老頭還是有些懷疑,看著他的樣子,知道今天不露一手自己就脫不了干係,我開始主動請纓,「可否帶我看看您放東西的地方,也許會有什麼發現。」
老頭很有耐心的在前邊帶路,「就是這裡了。」
保險櫃前邊的櫃子已經挪開了,保險櫃的門也大敞著,裡邊的錢倒是沒有少,看來只少了他的「東西」。
「這根本就是熟人乾的,保險櫃沒有壞,明顯就是知道密碼,有鑰匙,我一個剛剛住進來的人是不可能的。」我說完又看看裡邊的檔案,說「還有,這個人根本就是一個左撇子。」
柴禹瓊身子一顫,「你怎麼這麼說。」
「要是平常人,拿我來說,從這一堆書中拉出其中一本的話,那些書角傾斜的方向和左撇子是不一樣的。」我在一邊的書桌上演示著。「而這些檔案明顯的就是從一對檔案裡抽取她所要東西的時候移動的,所以從這上邊看的話……」
「別說了,我知道了。」柴老頭臉色變得非常的陰鬱,冷冷的打斷了我,「你回去吧。」
我也知道馬上就要有人倒霉了,但是這件事不關自己的事,還是早點閃人比較好,「小瓊你送她出去。」
「喂,到底丟的是什麼啊,你老爸為什麼突然那個樣子」我一齣門就拉住了柴禹瓊,只有這樣做戲才會到家。
「別問了,我們出去吧。」他拉著我向家門走去,這個家是他最不願意留下的地方了。
鬧了一天,再出來已經是晚上了,柴禹瓊心情很不好的在外邊瞎晃。
「喂,我們到底要做什麼?」我看著他的樣子,有些擔心。

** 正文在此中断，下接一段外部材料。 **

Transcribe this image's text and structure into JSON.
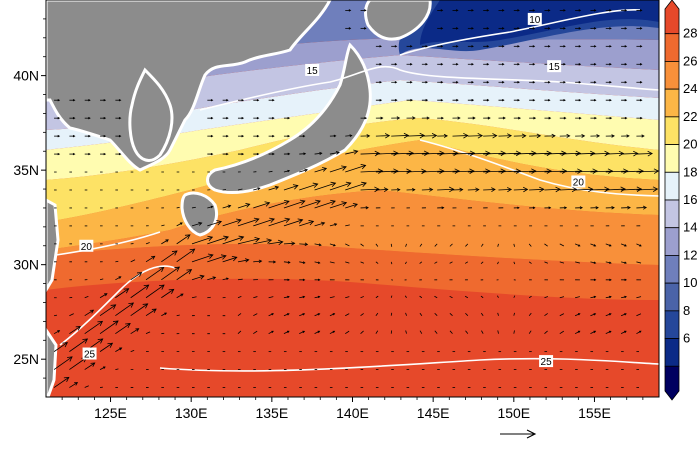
{
  "map": {
    "lon_range": [
      121,
      159
    ],
    "lat_range": [
      23,
      44
    ],
    "x_ticks": [
      {
        "lon": 125,
        "label": "125E"
      },
      {
        "lon": 130,
        "label": "130E"
      },
      {
        "lon": 135,
        "label": "135E"
      },
      {
        "lon": 140,
        "label": "140E"
      },
      {
        "lon": 145,
        "label": "145E"
      },
      {
        "lon": 150,
        "label": "150E"
      },
      {
        "lon": 155,
        "label": "155E"
      }
    ],
    "y_ticks": [
      {
        "lat": 25,
        "label": "25N"
      },
      {
        "lat": 30,
        "label": "30N"
      },
      {
        "lat": 35,
        "label": "35N"
      },
      {
        "lat": 40,
        "label": "40N"
      }
    ],
    "contour_labels": [
      {
        "text": "10",
        "lon": 151.3,
        "lat": 43.0
      },
      {
        "text": "15",
        "lon": 137.5,
        "lat": 40.3
      },
      {
        "text": "15",
        "lon": 152.5,
        "lat": 40.5
      },
      {
        "text": "20",
        "lon": 123.5,
        "lat": 31.0
      },
      {
        "text": "20",
        "lon": 154.0,
        "lat": 34.4
      },
      {
        "text": "25",
        "lon": 123.7,
        "lat": 25.3
      },
      {
        "text": "25",
        "lon": 152.0,
        "lat": 24.9
      }
    ],
    "land_color": "#8c8c8c"
  },
  "colorbar": {
    "levels": [
      "6",
      "8",
      "10",
      "12",
      "14",
      "16",
      "18",
      "20",
      "22",
      "24",
      "26",
      "28"
    ],
    "colors": [
      "#000060",
      "#0b2a87",
      "#25479a",
      "#4a63a8",
      "#6f7fbc",
      "#9c9fce",
      "#c3c5e3",
      "#e6f2fa",
      "#fffcb0",
      "#fde265",
      "#fcb646",
      "#f8903a",
      "#ef6a2f",
      "#e6492a"
    ]
  },
  "reference_vector": {
    "shown": true
  }
}
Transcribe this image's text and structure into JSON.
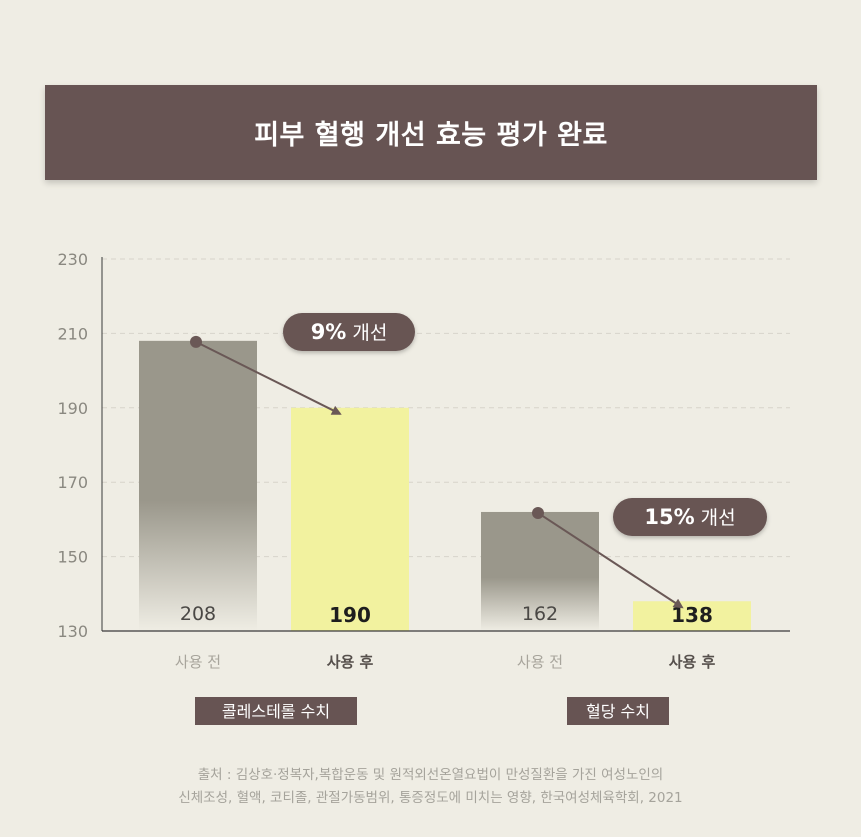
{
  "header": {
    "title": "피부 혈행 개선 효능 평가 완료"
  },
  "colors": {
    "banner": "#675453",
    "before_bar": "#9a978b",
    "after_bar": "#f2f29f",
    "arrow": "#6a5856",
    "badge": "#675453",
    "group_label_bg": "#675453",
    "axis_text": "#8a8880",
    "grid": "#d7d4ca"
  },
  "chart_data": {
    "type": "bar",
    "ylim": [
      130,
      230
    ],
    "yticks": [
      130,
      150,
      170,
      190,
      210,
      230
    ],
    "grid": true,
    "groups": [
      {
        "label": "콜레스테롤 수치",
        "bars": [
          {
            "category": "사용 전",
            "value": 208,
            "value_label": "208"
          },
          {
            "category": "사용 후",
            "value": 190,
            "value_label": "190"
          }
        ],
        "annotation": {
          "percent": "9%",
          "text": "개선"
        }
      },
      {
        "label": "혈당 수치",
        "bars": [
          {
            "category": "사용 전",
            "value": 162,
            "value_label": "162"
          },
          {
            "category": "사용 후",
            "value": 138,
            "value_label": "138"
          }
        ],
        "annotation": {
          "percent": "15%",
          "text": "개선"
        }
      }
    ]
  },
  "source": {
    "line1": "출처 : 김상호·정복자,복합운동 및 원적외선온열요법이 만성질환을 가진 여성노인의",
    "line2": "신체조성, 혈액, 코티졸, 관절가동범위, 통증정도에 미치는 영향, 한국여성체육학회, 2021"
  }
}
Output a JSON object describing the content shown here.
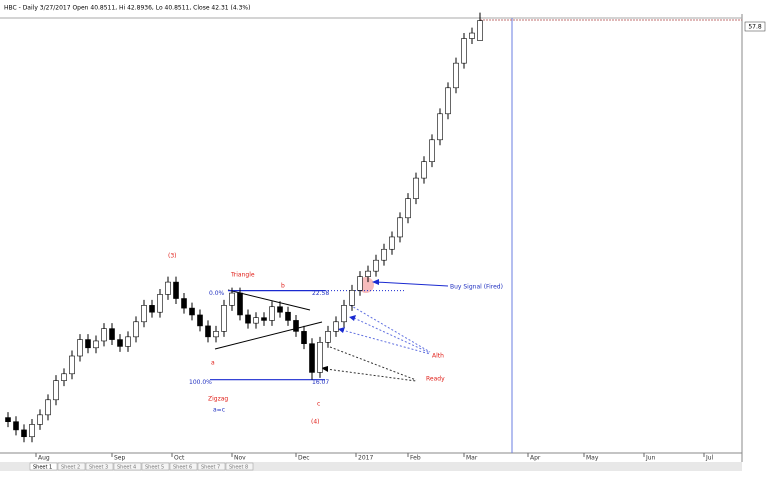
{
  "chart_data": {
    "type": "candlestick",
    "title": "HBC - Daily 3/27/2017 Open 40.8511, Hi 42.8936, Lo 40.8511, Close 42.31 (4.3%)",
    "price_label": "57.8",
    "ylim": [
      10.2,
      42.5
    ],
    "xlim": [
      -1,
      91.75
    ],
    "xticks": [
      {
        "value": 3.5,
        "label": "Aug"
      },
      {
        "value": 13,
        "label": "Sep"
      },
      {
        "value": 20.5,
        "label": "Oct"
      },
      {
        "value": 28,
        "label": "Nov"
      },
      {
        "value": 36,
        "label": "Dec"
      },
      {
        "value": 43.5,
        "label": "2017"
      },
      {
        "value": 50,
        "label": "Feb"
      },
      {
        "value": 57,
        "label": "Mar"
      },
      {
        "value": 65,
        "label": "Apr"
      },
      {
        "value": 72,
        "label": "May"
      },
      {
        "value": 79.5,
        "label": "Jun"
      },
      {
        "value": 87,
        "label": "Jul"
      }
    ],
    "candles": [
      [
        13.3,
        13.7,
        12.6,
        13.0
      ],
      [
        13.0,
        13.4,
        12.0,
        12.4
      ],
      [
        12.4,
        12.8,
        11.5,
        11.9
      ],
      [
        11.9,
        13.2,
        11.5,
        12.8
      ],
      [
        12.8,
        13.9,
        12.4,
        13.5
      ],
      [
        13.5,
        15.0,
        13.1,
        14.6
      ],
      [
        14.6,
        16.4,
        14.2,
        16.0
      ],
      [
        16.0,
        16.9,
        15.6,
        16.5
      ],
      [
        16.5,
        18.2,
        16.1,
        17.8
      ],
      [
        17.8,
        19.4,
        17.4,
        19.0
      ],
      [
        19.0,
        19.4,
        18.0,
        18.4
      ],
      [
        18.4,
        19.3,
        18.0,
        18.9
      ],
      [
        18.9,
        20.2,
        18.5,
        19.8
      ],
      [
        19.8,
        20.2,
        18.6,
        19.0
      ],
      [
        19.0,
        19.4,
        18.1,
        18.5
      ],
      [
        18.5,
        19.6,
        18.1,
        19.2
      ],
      [
        19.2,
        20.7,
        18.8,
        20.3
      ],
      [
        20.3,
        21.9,
        19.9,
        21.5
      ],
      [
        21.5,
        21.9,
        20.6,
        21.0
      ],
      [
        21.0,
        22.7,
        20.6,
        22.3
      ],
      [
        22.3,
        23.6,
        21.9,
        23.2
      ],
      [
        23.2,
        23.6,
        21.6,
        22.0
      ],
      [
        22.0,
        22.4,
        20.9,
        21.3
      ],
      [
        21.3,
        21.7,
        20.4,
        20.8
      ],
      [
        20.8,
        21.2,
        19.6,
        20.0
      ],
      [
        20.0,
        20.4,
        18.8,
        19.2
      ],
      [
        19.2,
        20.0,
        18.8,
        19.6
      ],
      [
        19.6,
        21.9,
        19.2,
        21.5
      ],
      [
        21.5,
        22.8,
        21.1,
        22.4
      ],
      [
        22.4,
        22.8,
        20.4,
        20.8
      ],
      [
        20.8,
        21.2,
        19.8,
        20.2
      ],
      [
        20.2,
        21.0,
        19.8,
        20.6
      ],
      [
        20.6,
        21.0,
        20.0,
        20.4
      ],
      [
        20.4,
        21.8,
        20.0,
        21.4
      ],
      [
        21.4,
        21.8,
        20.6,
        21.0
      ],
      [
        21.0,
        21.4,
        20.0,
        20.4
      ],
      [
        20.4,
        20.8,
        19.2,
        19.6
      ],
      [
        19.6,
        20.0,
        18.3,
        18.7
      ],
      [
        18.7,
        19.1,
        16.07,
        16.6
      ],
      [
        16.6,
        19.2,
        16.2,
        18.8
      ],
      [
        18.8,
        20.0,
        18.4,
        19.6
      ],
      [
        19.6,
        20.7,
        19.2,
        20.3
      ],
      [
        20.3,
        21.9,
        19.9,
        21.5
      ],
      [
        21.5,
        23.0,
        21.1,
        22.6
      ],
      [
        22.6,
        24.0,
        22.2,
        23.6
      ],
      [
        23.6,
        24.4,
        23.2,
        24.0
      ],
      [
        24.0,
        25.2,
        23.6,
        24.8
      ],
      [
        24.8,
        26.0,
        24.4,
        25.6
      ],
      [
        25.6,
        26.9,
        25.2,
        26.5
      ],
      [
        26.5,
        28.3,
        26.1,
        27.9
      ],
      [
        27.9,
        29.7,
        27.5,
        29.3
      ],
      [
        29.3,
        31.2,
        28.9,
        30.8
      ],
      [
        30.8,
        32.4,
        30.4,
        32.0
      ],
      [
        32.0,
        34.0,
        31.6,
        33.6
      ],
      [
        33.6,
        35.9,
        33.2,
        35.5
      ],
      [
        35.5,
        37.8,
        35.1,
        37.4
      ],
      [
        37.4,
        39.6,
        37.0,
        39.2
      ],
      [
        39.2,
        41.4,
        38.8,
        41.0
      ],
      [
        41.0,
        41.8,
        40.6,
        41.4
      ],
      [
        40.8511,
        42.8936,
        40.8511,
        42.31
      ]
    ],
    "fib_levels": [
      {
        "label": "0.0%",
        "value": 22.58
      },
      {
        "label": "100.0%",
        "value": 16.07
      }
    ],
    "annotations": [
      "(3)",
      "Triangle",
      "b",
      "a",
      "Zigzag",
      "a=c",
      "c",
      "(4)",
      "Buy Signal (Fired)",
      "Alth",
      "Ready"
    ],
    "sheets": [
      "Sheet 1",
      "Sheet 2",
      "Sheet 3",
      "Sheet 4",
      "Sheet 5",
      "Sheet 6",
      "Sheet 7",
      "Sheet 8"
    ]
  }
}
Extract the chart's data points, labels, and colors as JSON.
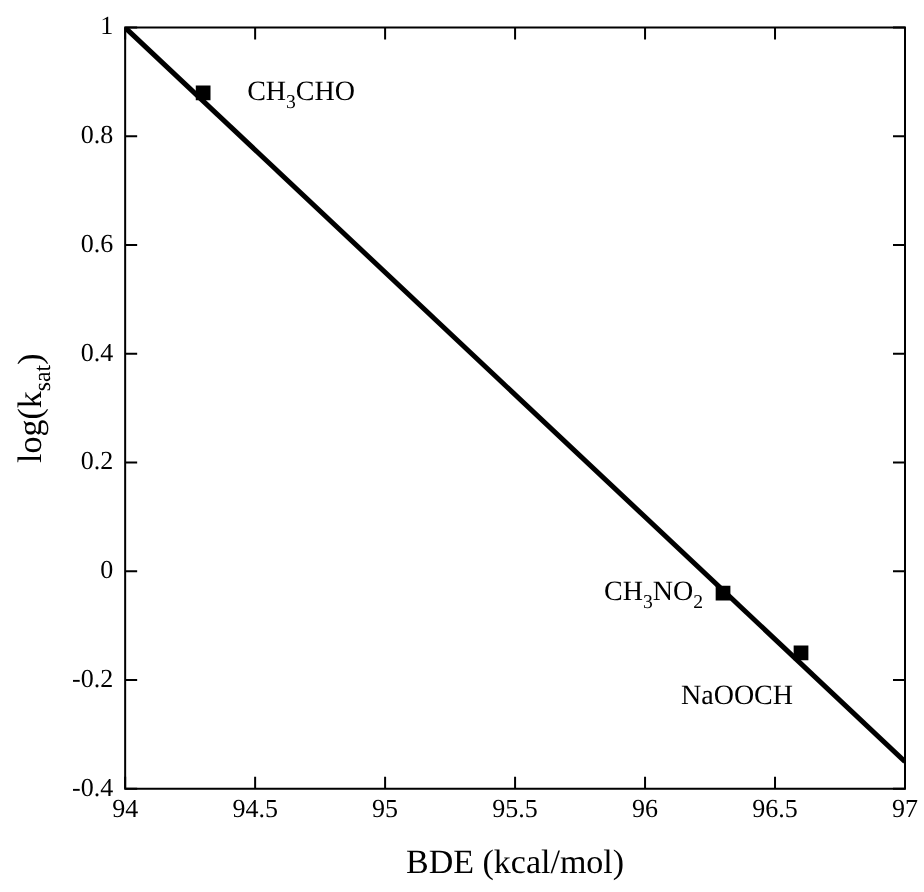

但是柴禹瓊自己也不知道要去哪裡。他同樣的無法告訴我,於是他選擇了沉默。
「木頭,」我拉住了他,笑著說,「沒有想到木頭也會煩惱。」
「有興趣聽我講講家事嗎?」他有些苦惱。
「沒有。」我很爽快的告訴他,「每個人都有煩惱的家事,富貴人家是,貧窮人家也是,自己的家事,自己苦惱。我可沒有興趣為你苦惱。要是有障礙,只能自己跳過去,別人是幫不了忙的。」
「是啊,我自己的事,一個人煩惱就夠了。」
「好了,我們去吃飯吧。」我拉住了這個長期的飯票,「已經很晚了,在你家折騰了那麼長的時間,我早就餓了。」
柴禹瓊無奈的看看我,帶著我上金國飯店走去。